Take lots and lots and lots of notes. You can type them into OneNote or EverNote or whatever. Or you can scribble them into your tablet or onto notepads. Anything that works. But write stuff down. Write lots of stuff down. Write down what you’re thinking about the information as well as details said by the speaker that may not be visible on slides or in code. Write down what you talked about with that lady from that vendor on the back of their card. Take notes while talking to the Microsoft engineer or CAT member. Then, turn the notes over to your employer. They act as an additional knowledge base about the event. It’s one more resource that you’re bringing back to your team.
Bring home a t-shirt or two for those people who couldn’t go. If there’s a particularly cool piece of swag, give it to the boss or have it as a raffle at the team training event for the best question. Share the stuff you get as well as the information you get. A friend of mine and I once collected 56 t-shirts and a stack of other swag (and had a heck of a time getting it all back on the plane) which we then spent almost two weeks handing out in the office to our team, development teams, managers and systems people, etc. It made us look good and cost us nothing but a little time on the vendor floor. It’s silly, but it works. If nothing else, it shows the boss that you’re thinking about your team and the company while you’re away.
I talked about it at the beginning of this blog post. Network. That means not being “that person.” That person is the one who comes to the event, shows up for all the sessions, doesn’t ask questions or talk to a single person all day, then leaves and goes to their hotel room (and then usually goes home saying “Wow, that was a waste of my time”). There are large numbers of opportunities to network. Waiting in line to register, turn and talk to someone. Ask questions of the presenter during their session AND follow-up afterwards (although, let them get unplugged and out of the way of the next speaker). Go to the vendor floor where you should talk to the vendors as well as others. Attend the First-Timers event. Go to the Birds of a Feather lunch. Wear a kilt on Day 2 of the Summit (SQL Kilt Day, you’re reading the words of the founder of the event). Attend the Women in Technology Luncheon. Look up and track down all the places where people are getting together and talking. Go to them. Get together. Talk.
I’m an introvert (people laugh when I say it, but it’s true). I recharge with alone time, not at parties. I get it. But the PASS Summit is not recharge time. If you’re not almost literally crawling into the venue on Friday, you’re doing it wrong. The flight home should be the most relaxing plane flight you’ve ever had because you’ll pass out before take-off and wake up when the wheels touch down.

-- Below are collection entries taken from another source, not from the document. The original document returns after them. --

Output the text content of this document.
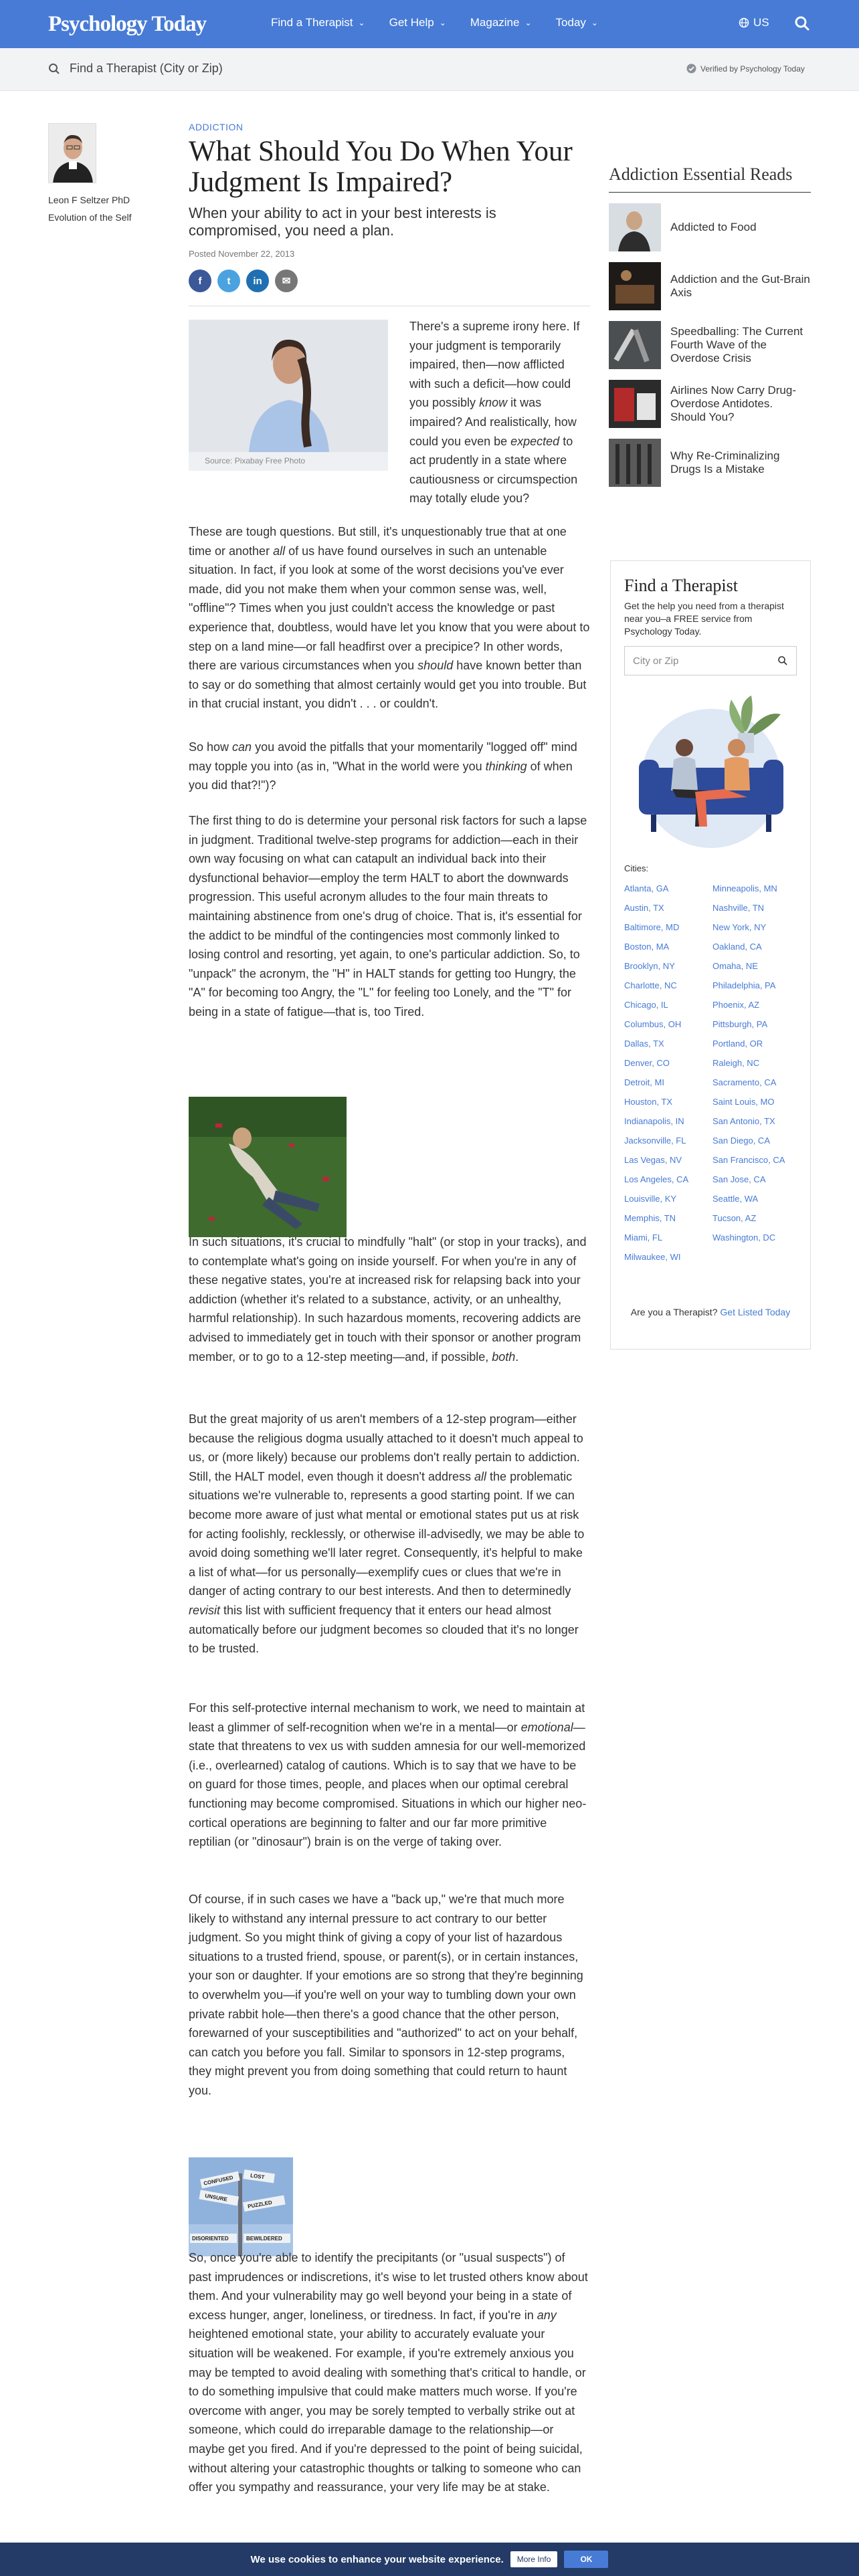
Psychology Today	Find a Therapist ⌄ Get Help ⌄ Magazine ⌄ Today ⌄	US
Find a Therapist (City or Zip)	Verified by Psychology Today
Leon F Seltzer PhD
Evolution of the Self
ADDICTION
What Should You Do When Your Judgment Is Impaired?
When your ability to act in your best interests is compromised, you need a plan.
Posted November 22, 2013
f	t	in	✉
Source: Pixabay Free Photo
There's a supreme irony here. If your judgment is temporarily impaired, then—now afflicted with such a deficit—how could you possibly know it was impaired? And realistically, how could you even be expected to act prudently in a state where cautiousness or circumspection may totally elude you?
These are tough questions. But still, it's unquestionably true that at one time or another all of us have found ourselves in such an untenable situation. In fact, if you look at some of the worst decisions you've ever made, did you not make them when your common sense was, well, "offline"? Times when you just couldn't access the knowledge or past experience that, doubtless, would have let you know that you were about to step on a land mine—or fall headfirst over a precipice? In other words, there are various circumstances when you should have known better than to say or do something that almost certainly would get you into trouble. But in that crucial instant, you didn't . . . or couldn't.
So how can you avoid the pitfalls that your momentarily "logged off" mind may topple you into (as in, "What in the world were you thinking of when you did that?!")?
The first thing to do is determine your personal risk factors for such a lapse in judgment. Traditional twelve-step programs for addiction—each in their own way focusing on what can catapult an individual back into their dysfunctional behavior—employ the term HALT to abort the downwards progression. This useful acronym alludes to the four main threats to maintaining abstinence from one's drug of choice. That is, it's essential for the addict to be mindful of the contingencies most commonly linked to losing control and resorting, yet again, to one's particular addiction. So, to "unpack" the acronym, the "H" in HALT stands for getting too Hungry, the "A" for becoming too Angry, the "L" for feeling too Lonely, and the "T" for being in a state of fatigue—that is, too Tired.
In such situations, it's crucial to mindfully "halt" (or stop in your tracks), and to contemplate what's going on inside yourself. For when you're in any of these negative states, you're at increased risk for relapsing back into your addiction (whether it's related to a substance, activity, or an unhealthy, harmful relationship). In such hazardous moments, recovering addicts are advised to immediately get in touch with their sponsor or another program member, or to go to a 12-step meeting—and, if possible, both.
But the great majority of us aren't members of a 12-step program—either because the religious dogma usually attached to it doesn't much appeal to us, or (more likely) because our problems don't really pertain to addiction. Still, the HALT model, even though it doesn't address all the problematic situations we're vulnerable to, represents a good starting point. If we can become more aware of just what mental or emotional states put us at risk for acting foolishly, recklessly, or otherwise ill-advisedly, we may be able to avoid doing something we'll later regret. Consequently, it's helpful to make a list of what—for us personally—exemplify cues or clues that we're in danger of acting contrary to our best interests. And then to determinedly revisit this list with sufficient frequency that it enters our head almost automatically before our judgment becomes so clouded that it's no longer to be trusted.
For this self-protective internal mechanism to work, we need to maintain at least a glimmer of self-recognition when we're in a mental—or emotional—state that threatens to vex us with sudden amnesia for our well-memorized (i.e., overlearned) catalog of cautions. Which is to say that we have to be on guard for those times, people, and places when our optimal cerebral functioning may become compromised. Situations in which our higher neo-cortical operations are beginning to falter and our far more primitive reptilian (or "dinosaur") brain is on the verge of taking over.
Of course, if in such cases we have a "back up," we're that much more likely to withstand any internal pressure to act contrary to our better judgment. So you might think of giving a copy of your list of hazardous situations to a trusted friend, spouse, or parent(s), or in certain instances, your son or daughter. If your emotions are so strong that they're beginning to overwhelm you—if you're well on your way to tumbling down your own private rabbit hole—then there's a good chance that the other person, forewarned of your susceptibilities and "authorized" to act on your behalf, can catch you before you fall. Similar to sponsors in 12-step programs, they might prevent you from doing something that could return to haunt you.
CONFUSED	LOST
UNSURE
PUZZLED
DISORIENTED	BEWILDERED
So, once you're able to identify the precipitants (or "usual suspects") of past imprudences or indiscretions, it's wise to let trusted others know about them. And your vulnerability may go well beyond your being in a state of excess hunger, anger, loneliness, or tiredness. In fact, if you're in any heightened emotional state, your ability to accurately evaluate your situation will be weakened. For example, if you're extremely anxious you may be tempted to avoid dealing with something that's critical to handle, or to do something impulsive that could make matters much worse. If you're overcome with anger, you may be sorely tempted to verbally strike out at someone, which could do irreparable damage to the relationship—or maybe get you fired. And if you're depressed to the point of being suicidal, without altering your catastrophic thoughts or talking to someone who can offer you sympathy and reassurance, your very life may be at stake.
Addiction Essential Reads
Addicted to Food
Addiction and the Gut-Brain Axis
Speedballing: The Current Fourth Wave of the Overdose Crisis
Airlines Now Carry Drug-Overdose Antidotes. Should You?
Why Re-Criminalizing Drugs Is a Mistake
Find a Therapist
Get the help you need from a therapist near you–a FREE service from Psychology Today.
City or Zip
Cities:
Atlanta, GA	Minneapolis, MN
Austin, TX	Nashville, TN
Baltimore, MD	New York, NY
Boston, MA	Oakland, CA
Brooklyn, NY	Omaha, NE
Charlotte, NC	Philadelphia, PA
Chicago, IL	Phoenix, AZ
Columbus, OH	Pittsburgh, PA
Dallas, TX	Portland, OR
Denver, CO	Raleigh, NC
Detroit, MI	Sacramento, CA
Houston, TX	Saint Louis, MO
Indianapolis, IN	San Antonio, TX
Jacksonville, FL	San Diego, CA
Las Vegas, NV	San Francisco, CA
Los Angeles, CA	San Jose, CA
Louisville, KY	Seattle, WA
Memphis, TN	Tucson, AZ
Miami, FL	Washington, DC
Milwaukee, WI
Are you a Therapist? Get Listed Today
We use cookies to enhance your website experience.	More Info	OK
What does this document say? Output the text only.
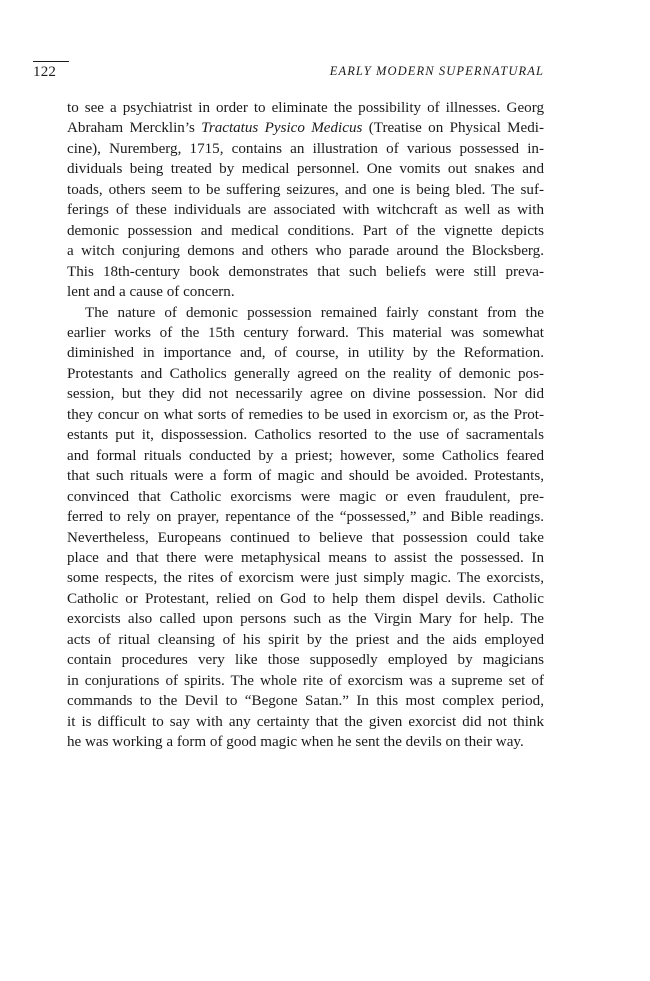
122	EARLY MODERN SUPERNATURAL
to see a psychiatrist in order to eliminate the possibility of illnesses. Georg
Abraham Mercklin’s Tractatus Pysico Medicus (Treatise on Physical Medi-
cine), Nuremberg, 1715, contains an illustration of various possessed in-
dividuals being treated by medical personnel. One vomits out snakes and
toads, others seem to be suffering seizures, and one is being bled. The suf-
ferings of these individuals are associated with witchcraft as well as with
demonic possession and medical conditions. Part of the vignette depicts
a witch conjuring demons and others who parade around the Blocksberg.
This 18th-century book demonstrates that such beliefs were still preva-
lent and a cause of concern.
The nature of demonic possession remained fairly constant from the
earlier works of the 15th century forward. This material was somewhat
diminished in importance and, of course, in utility by the Reformation.
Protestants and Catholics generally agreed on the reality of demonic pos-
session, but they did not necessarily agree on divine possession. Nor did
they concur on what sorts of remedies to be used in exorcism or, as the Prot-
estants put it, dispossession. Catholics resorted to the use of sacramentals
and formal rituals conducted by a priest; however, some Catholics feared
that such rituals were a form of magic and should be avoided. Protestants,
convinced that Catholic exorcisms were magic or even fraudulent, pre-
ferred to rely on prayer, repentance of the “possessed,” and Bible readings.
Nevertheless, Europeans continued to believe that possession could take
place and that there were metaphysical means to assist the possessed. In
some respects, the rites of exorcism were just simply magic. The exorcists,
Catholic or Protestant, relied on God to help them dispel devils. Catholic
exorcists also called upon persons such as the Virgin Mary for help. The
acts of ritual cleansing of his spirit by the priest and the aids employed
contain procedures very like those supposedly employed by magicians
in conjurations of spirits. The whole rite of exorcism was a supreme set of
commands to the Devil to “Begone Satan.” In this most complex period,
it is difficult to say with any certainty that the given exorcist did not think
he was working a form of good magic when he sent the devils on their way.
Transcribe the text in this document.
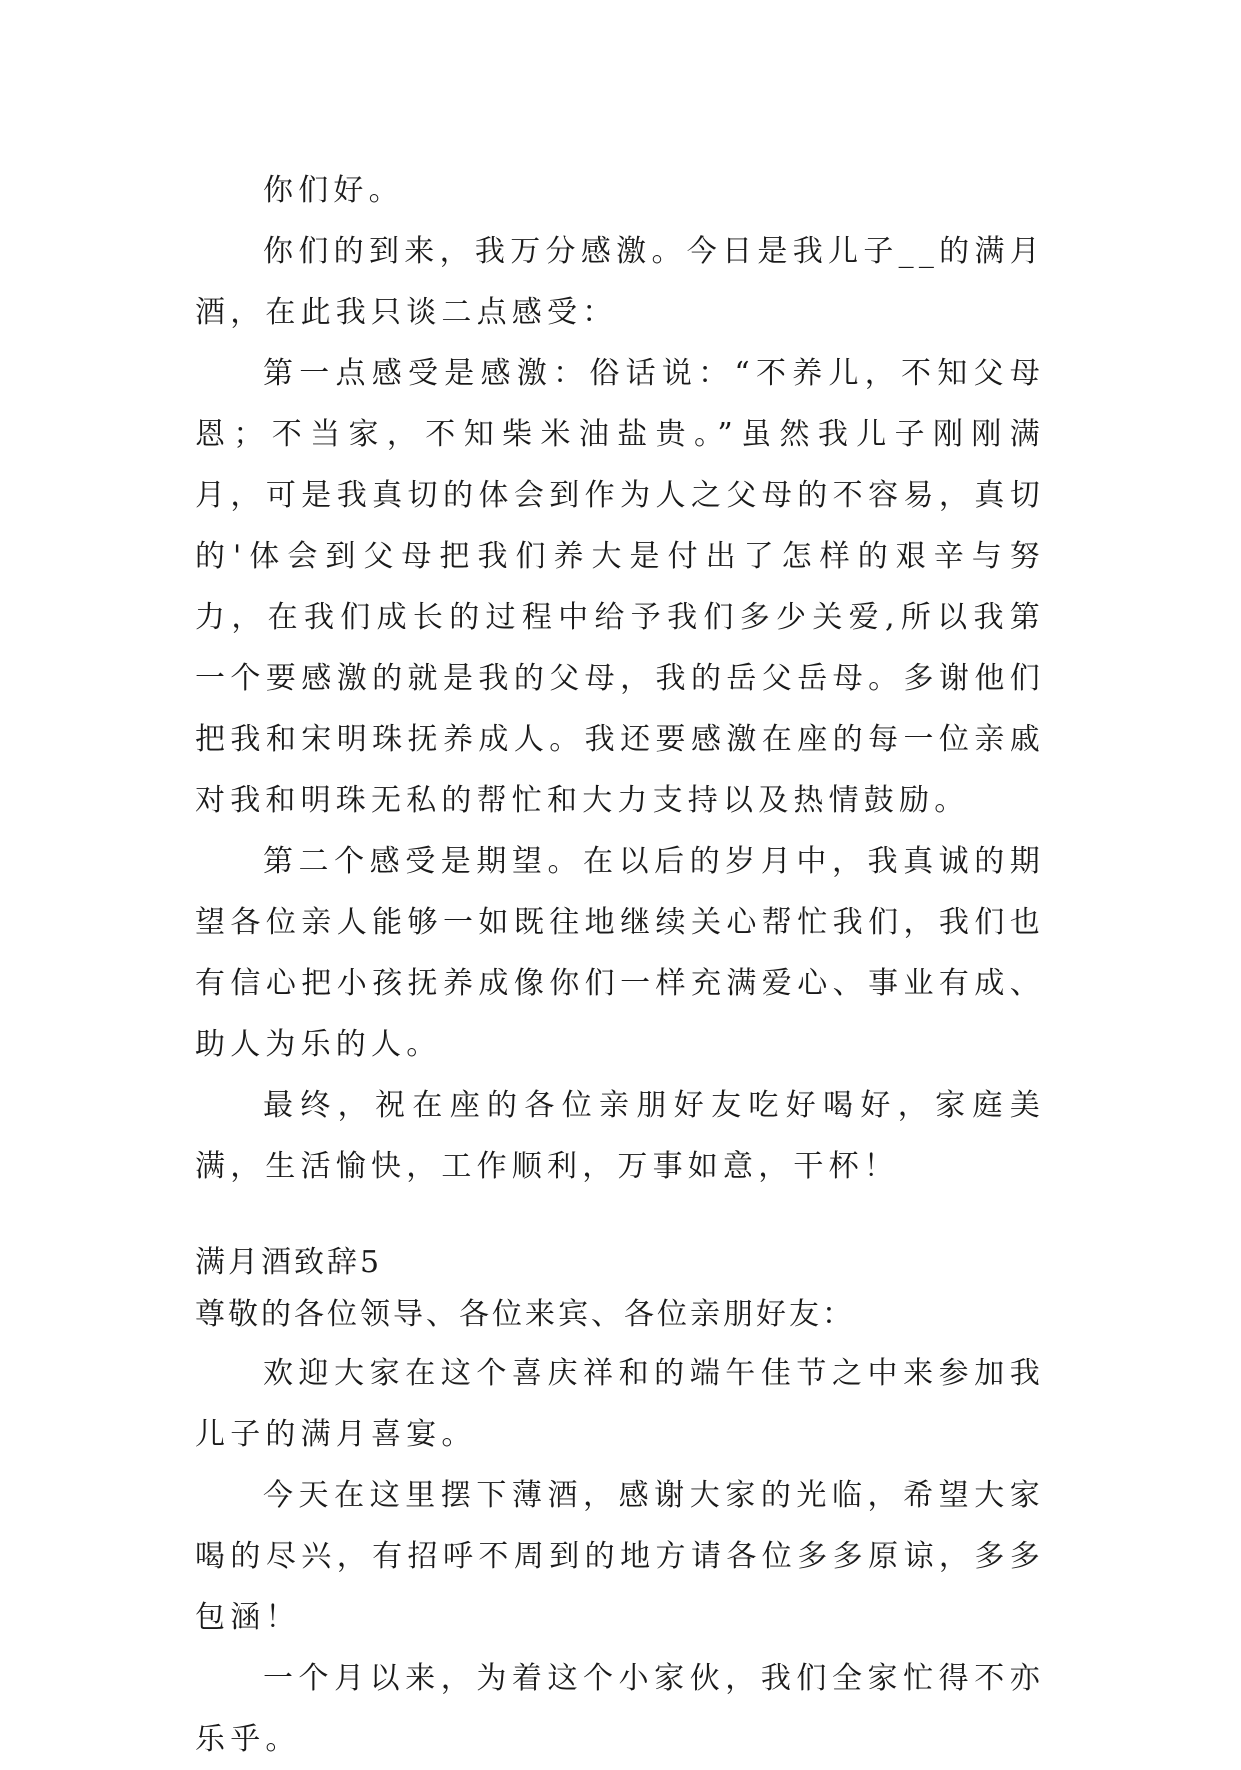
你们好。

你们的到来，我万分感激。今日是我儿子__的满月酒，在此我只谈二点感受：

第一点感受是感激：俗话说：“不养儿，不知父母恩；不当家，不知柴米油盐贵。”虽然我儿子刚刚满月，可是我真切的体会到作为人之父母的不容易，真切的'体会到父母把我们养大是付出了怎样的艰辛与努力，在我们成长的过程中给予我们多少关爱,所以我第一个要感激的就是我的父母，我的岳父岳母。多谢他们把我和宋明珠抚养成人。我还要感激在座的每一位亲戚对我和明珠无私的帮忙和大力支持以及热情鼓励。

第二个感受是期望。在以后的岁月中，我真诚的期望各位亲人能够一如既往地继续关心帮忙我们，我们也有信心把小孩抚养成像你们一样充满爱心、事业有成、助人为乐的人。

最终，祝在座的各位亲朋好友吃好喝好，家庭美满，生活愉快，工作顺利，万事如意，干杯！

满月酒致辞5

尊敬的各位领导、各位来宾、各位亲朋好友：

欢迎大家在这个喜庆祥和的端午佳节之中来参加我儿子的满月喜宴。

今天在这里摆下薄酒，感谢大家的光临，希望大家喝的尽兴，有招呼不周到的地方请各位多多原谅，多多包涵！

一个月以来，为着这个小家伙，我们全家忙得不亦乐乎。
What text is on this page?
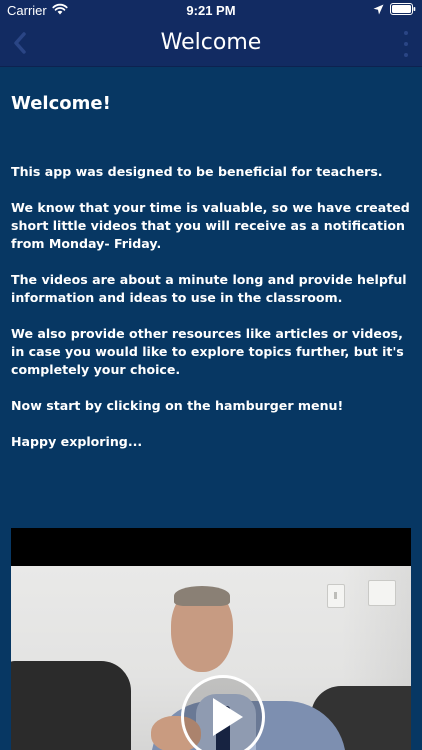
Carrier	9:21 PM
Welcome
Welcome!

This app was designed to be beneficial for teachers.

We know that your time is valuable, so we have created short little videos that you will receive as a notification from Monday- Friday.

The videos are about a minute long and provide helpful information and ideas to use in the classroom.

We also provide other resources like articles or videos, in case you would like to explore topics further, but it's completely your choice.

Now start by clicking on the hamburger menu!

Happy exploring...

Take the time and trouble to begin to build your network. And remember, a network is not a series of authors or MCMs or MVPs that you can call. It’s a collection of people, some may be presenters/authors/etc., but the best are probably doing the same job you do but for a different organization. Talk to everyone. Build that network.
And that’s all I’ve got. Here is a different view from the PASS organization and another from Steve Jones. Yes, the learning and the networking should be enough for any employer, but these things aren’t always immediately valuable. So, try out some of the other strategies and approaches I mentioned. Explain to the boss this is what you’ll be doing. Come up with a written plan. Then execute that plan at the Summit. Your career is in your hands. You have to decide how and where you’re going to expand it. The PASS Summit is a unique opportunity to do just that, but you may need to convince the boss.